Published on Monday, February 16, 2015 in |

In general connected pawns are stronger than separated pawns, but there are some exceptions. An opposing King cannot stop the promotion of two pawns when they are separated by one or more files once they have reached the 6th rank, while he is able to stop the connected pawns.

In the next diagram White will be unable to prevent the promotion of one of the pawns and Black will win the game.


A King is also unable to stop the promotion of two pawns when they are separated by two or more squares once they have reached the fifth rank. And the same is true when they are separated by three or more files once they have reached the fourth rank (unless one of them is captured on the next move).

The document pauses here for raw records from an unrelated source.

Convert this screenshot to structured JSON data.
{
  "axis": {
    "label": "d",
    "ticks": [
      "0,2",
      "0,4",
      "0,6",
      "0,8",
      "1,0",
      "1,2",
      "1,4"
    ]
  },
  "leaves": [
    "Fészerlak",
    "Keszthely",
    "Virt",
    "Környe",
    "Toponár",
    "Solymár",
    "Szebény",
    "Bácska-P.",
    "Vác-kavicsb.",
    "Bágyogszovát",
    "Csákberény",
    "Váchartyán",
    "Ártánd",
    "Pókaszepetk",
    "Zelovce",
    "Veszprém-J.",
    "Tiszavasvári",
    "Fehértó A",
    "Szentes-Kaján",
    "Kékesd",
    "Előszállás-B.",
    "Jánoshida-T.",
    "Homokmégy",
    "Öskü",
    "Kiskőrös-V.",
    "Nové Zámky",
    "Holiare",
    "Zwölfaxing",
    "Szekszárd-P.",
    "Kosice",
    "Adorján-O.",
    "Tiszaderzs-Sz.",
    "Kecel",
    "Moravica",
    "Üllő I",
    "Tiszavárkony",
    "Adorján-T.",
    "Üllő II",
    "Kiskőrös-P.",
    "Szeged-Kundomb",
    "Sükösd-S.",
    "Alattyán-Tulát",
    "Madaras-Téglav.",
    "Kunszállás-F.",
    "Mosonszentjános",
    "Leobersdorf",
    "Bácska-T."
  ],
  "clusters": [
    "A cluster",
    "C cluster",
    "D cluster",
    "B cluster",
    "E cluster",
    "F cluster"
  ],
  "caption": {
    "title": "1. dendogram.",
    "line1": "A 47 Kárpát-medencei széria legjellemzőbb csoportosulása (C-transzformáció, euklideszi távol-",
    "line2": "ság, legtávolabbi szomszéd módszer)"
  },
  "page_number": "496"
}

This is in fact the square rule for two pawns which follows the square rule of the pawn. We’ll continue with eight tactical exercises.

Original 2 Responses to “A square rule for separated pawns”

  1. jawad
    July 1st, 2010 at 3:35 pm
    Thank you for putting up this beautiful website. This particular lesson frustrated me a bit. The title is confusing since things are not explained in terms of square rules.
    It should probably be stated that the white king in this example must be inside the overlapping promotion squares of the two pawns.
    There are other hidden assumptions too. The pawns must be level. The king is on the 8th rank in all examples. Does it need to be for these examples to work?
    Another hidden assumption is that black wins only if it is white’s move, or that white is forced to move the king but black is not forced to move its pawns. The hardest part for me is imagining how the white king can prevent any separated pawns from promoting regardless of what rank they are on. It seems if white captures on pawn, the other has already escaped towards promotion.
  2. Chess Teacher
    July 1st, 2010 at 6:46 pm
    Regarding your last “question”
    If White captures a pawn he can still capture the other pawn if he is able to place his King inside the square as you have seen in the lesson about the square rule.
    During a normal (non internet) lesson it is rather easy to indicate the squares, but I think that you are right that it is not so easy to see them in the lesson above.